Christine négocie son abdication contre des donations : elle se fait octroyer les revenus royaux des villes de Norrköping et de Wolgast, des îles de Gotland, Öland et Ösel, et la propriété de quelques domaines de Poméranie. Elle quitte immédiatement la Suède, faisant étape à Hambourg, Anvers et Bruxelles où elle se convertit secrètement au catholicisme.

Cette conversion d'un ancien souverain protestant représente une victoire symbolique dans la lutte de la papauté contre le protestantisme. Mais le pape AlexandreVII exige une abjuration publique avant de la recevoir, chose faite à Innsbruck. Elle est accueillie avec faste à Rome le 20 décembre 1655 et reçoit sa première communion d'Alexandre VII.

Elle est logée au palais Farnèse et fait connaissance du cardinal Decio Azzolino avec lequel elle entretiendra une relation sentimentale jusqu'à la fin de sa vie. Son caractère entier et sa liberté de mœurs ont tôt fait de lui aliéner ceux qui l'avaient reçue avec ferveur et Alexandre VII va prendre ses distances.

Revendications et provocations

Ses revenus suédois rentrant mal, Christine décide de renégocier les accords passés avec son cousin. Elle obtient l'accord de Mazarin de traverser la France pour se rendre à Hambourg. Elle quitte Rome le 20 juillet 1656 sur la galère papale, débarque à Marseille et atteint Paris le 8 septembre. Un vague projet est négocié avec Mazarin pour lui offrir le trône de Naples, Christine s'engageant à user de son influence pour rallier le pape au projet.

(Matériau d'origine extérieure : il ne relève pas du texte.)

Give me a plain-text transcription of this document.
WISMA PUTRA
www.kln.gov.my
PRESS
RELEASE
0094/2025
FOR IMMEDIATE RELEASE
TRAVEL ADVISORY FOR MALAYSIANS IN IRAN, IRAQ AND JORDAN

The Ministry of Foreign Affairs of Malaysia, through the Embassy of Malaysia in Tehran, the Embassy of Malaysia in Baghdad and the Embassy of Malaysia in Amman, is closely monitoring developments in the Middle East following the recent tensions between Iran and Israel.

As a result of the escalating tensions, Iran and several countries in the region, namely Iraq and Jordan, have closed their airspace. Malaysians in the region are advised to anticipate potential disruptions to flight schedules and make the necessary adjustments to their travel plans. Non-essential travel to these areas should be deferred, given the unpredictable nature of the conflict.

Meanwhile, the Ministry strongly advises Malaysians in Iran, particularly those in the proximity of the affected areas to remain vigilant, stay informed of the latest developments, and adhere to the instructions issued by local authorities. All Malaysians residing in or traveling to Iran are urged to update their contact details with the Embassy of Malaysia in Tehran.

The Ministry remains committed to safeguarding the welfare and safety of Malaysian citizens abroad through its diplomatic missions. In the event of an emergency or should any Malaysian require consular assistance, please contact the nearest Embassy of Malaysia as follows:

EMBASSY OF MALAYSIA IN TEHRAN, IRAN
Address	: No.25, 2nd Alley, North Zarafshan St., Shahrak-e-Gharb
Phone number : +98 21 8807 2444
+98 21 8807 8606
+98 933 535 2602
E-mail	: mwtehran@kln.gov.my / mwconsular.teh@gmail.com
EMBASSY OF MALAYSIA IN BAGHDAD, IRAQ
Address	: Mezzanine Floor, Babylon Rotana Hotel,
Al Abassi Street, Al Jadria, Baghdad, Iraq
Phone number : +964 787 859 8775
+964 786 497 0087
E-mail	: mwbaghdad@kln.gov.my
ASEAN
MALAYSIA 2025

Le 13 février 1660, son cousin CharlesXGustave meurt subitement, laissant la couronne de Suède à son fils de cinq ans. Christine décide de retourner en Suède et quitte Rome le 20 juillet. Malgré les réticences du chancelier, elle arrive à Stockholm le 12 octobre et demande le rétablissement de ses droits héréditaires en cas de disparition du jeune roi. Elle se heurte à l'opposition des nobles et du clergé luthérien et doit reprendre le chemin de Rome en 1662.

Mécène à Rome

Christine se fixe définitivement à Rome en octobre 1668. Elle demeure dans le Trastevere au Riario alla Lungara (actuel palais Corsini) qu'elle transforme en musée. Elle y expose de multiples pièces (tapisseries, peintures, sculptures, dessins, objets divers de collection) qu'elle réunit à partir du fonds constitué en Suède, de donations ou d'achats plus récents. Le cabinet des médailles est particulièrement renommé ; la bibliothèque comprend 5 000 volumes.

Elle est l'amie des artistes comme le célèbre Bernini dont elle fera écrire la biographie à ses frais, apprécie les musiciens baroques : Filippo Acciaiuoli qui lui dédie ses drames musicaux et Alessandro Stradella ses cantates, Alessandro Scarlatti dont elle soutient les débuts, Arcangelo Corelli qui l'initie au violon. Elle obtient l'autorisation du pape d'ouvrir le premier théâtre public romain, le Tor di Nona.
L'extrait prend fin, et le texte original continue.